Si indebolisce, per il secondo anno di fila, la pressione degli azionisti delle grandi multinazionali americane a favore di risoluzioni assembleari in difesa di ambiente e diritti, i cosiddetti parametri Esg (environmental, social, governance). I dati riportati dal quotidiano inglese Financial Times mostrano che il sostegno a queste proposte è stato in media di circa il 20%, ben al di sotto dei livelli del 2021. Quest’anno, solo due risoluzioni degli azionisti legate al clima hanno ricevuto il sostegno della maggioranza tra le società statunitensi incluse nell’indice Russell 3000. Entrambe le proposte hanno spinto le aziende a pubblicare maggiori informazioni sui loro sforzi per ridurre le emissioni di gas serra.

Il calo del sostegno a questo tipo di risoluzioni assembleari segnala un’ inversione di tendenza da parte di colossi della gestione patrimoniale (e titolari di quote azionarie significative in gran parte delle maggiori multinazionali, ndr) come BlackRock e Vanguard. Mentre i grandi fondi pensione di California e New York, così come il fondo petrolifero norvegese, “stanno essenzialmente facendo la stessa cosa che hanno sempre fatto, BlackRock e Vanguard stanno effettuando una marcia indietro, tornando a essere passivi”, segnala un analista interpellato dal quotidiano londinese.

Vanguard ha anche osteggiato una campagna di azionisti Esg all’interno del colosso petrolifero Exxon. Indignati dalla decisione della compagnia di citare in giudizio due azionisti per una petizione sui cambiamenti climatici, diversi fondi pensione hanno votato contro i membri del consiglio di amministrazione. Viceversa Vanguard li ha difesi, consentendone la riconferma. In un altro esempio i sindacati hanno cercato di far entrare tre rappresentanti dei lavoratori nel consiglio di amministrazione di Starbucks. Ma l’iniziativa è fallita dopo che l’advisor Shareholder Services ha raccomandato ai soci di non accettare questa soluzione.

Che la galassia Esg stia attraversando una fase di risacca è confermato da svariati indicatori. A fine 2023, per la prima volta, i disinvestimenti dai fondi ispirati a criteri di rispetto dell’ambiente e dei diritti sociali, hanno registrato un deflusso netto di capitali. I fondi Esg che chiudono superano quelli che nascono.
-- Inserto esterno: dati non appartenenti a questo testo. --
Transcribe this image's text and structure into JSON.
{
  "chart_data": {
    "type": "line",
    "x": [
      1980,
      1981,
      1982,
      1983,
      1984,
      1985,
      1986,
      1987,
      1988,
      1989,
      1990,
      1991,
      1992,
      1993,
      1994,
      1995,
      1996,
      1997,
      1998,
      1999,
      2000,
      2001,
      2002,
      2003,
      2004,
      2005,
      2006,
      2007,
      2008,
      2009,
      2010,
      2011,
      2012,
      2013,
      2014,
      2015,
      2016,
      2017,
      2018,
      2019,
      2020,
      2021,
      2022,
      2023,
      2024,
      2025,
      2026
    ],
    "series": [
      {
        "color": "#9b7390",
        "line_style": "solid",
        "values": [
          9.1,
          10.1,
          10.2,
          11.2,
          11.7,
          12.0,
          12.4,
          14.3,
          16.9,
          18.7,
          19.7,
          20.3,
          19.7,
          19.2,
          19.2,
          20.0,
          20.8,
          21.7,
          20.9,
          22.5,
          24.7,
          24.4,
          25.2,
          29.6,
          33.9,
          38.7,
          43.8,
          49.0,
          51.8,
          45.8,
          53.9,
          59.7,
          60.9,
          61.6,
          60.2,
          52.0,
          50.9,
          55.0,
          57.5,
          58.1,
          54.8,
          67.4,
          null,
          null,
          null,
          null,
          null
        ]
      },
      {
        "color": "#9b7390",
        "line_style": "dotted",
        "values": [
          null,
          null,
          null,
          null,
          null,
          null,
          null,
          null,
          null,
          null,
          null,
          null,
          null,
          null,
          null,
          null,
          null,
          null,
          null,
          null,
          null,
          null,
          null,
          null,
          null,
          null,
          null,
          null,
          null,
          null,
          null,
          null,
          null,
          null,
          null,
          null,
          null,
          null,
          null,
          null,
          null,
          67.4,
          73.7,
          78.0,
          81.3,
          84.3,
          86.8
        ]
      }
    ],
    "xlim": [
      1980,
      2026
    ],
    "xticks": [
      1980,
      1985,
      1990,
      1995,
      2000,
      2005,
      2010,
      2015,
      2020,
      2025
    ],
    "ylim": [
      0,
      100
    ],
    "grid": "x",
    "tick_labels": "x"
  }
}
Molti investitori sono rimasti spiazzati dal boom di azioni di aziende in teoria agli antipodi come i grandi gruppi dei combustibili fossili o le industrie di armi, entrambi favoriti dal conflitto in Ucraina. I sottoscrittori si sono chiesti perché dovessero essere tagliati fuori da questa corsa dei titoli.

Nel frattempo, inesorabilmente, tutti gli impegni climatici assunti a livello internazionali vengono “bucati”. Le emissioni continuano a crescere, così come il consumo di petrolio e persino carbone, il più inquinante dei combustibili fossili. Un recente studio dell’Energy Institute ha evidenziato come il consumo di petrolio abbia superato per la prima volta i 100 milioni di barili mentre nel 2023 le emissioni di Co2 sono aumentate del 2,1%. Pare sempre più difficile che, senza interventi più radicali, questa tendenza venga invertita dalle sole dinamiche di mercato. Con grandi compagnie petrolifere, chimiche, siderurgichee o cementifere che continuano ad operare in base a logiche di massimizzazione dei profitti è difficile che qualcosa cambi, quanto meno nei tempi che sarebbero necessari.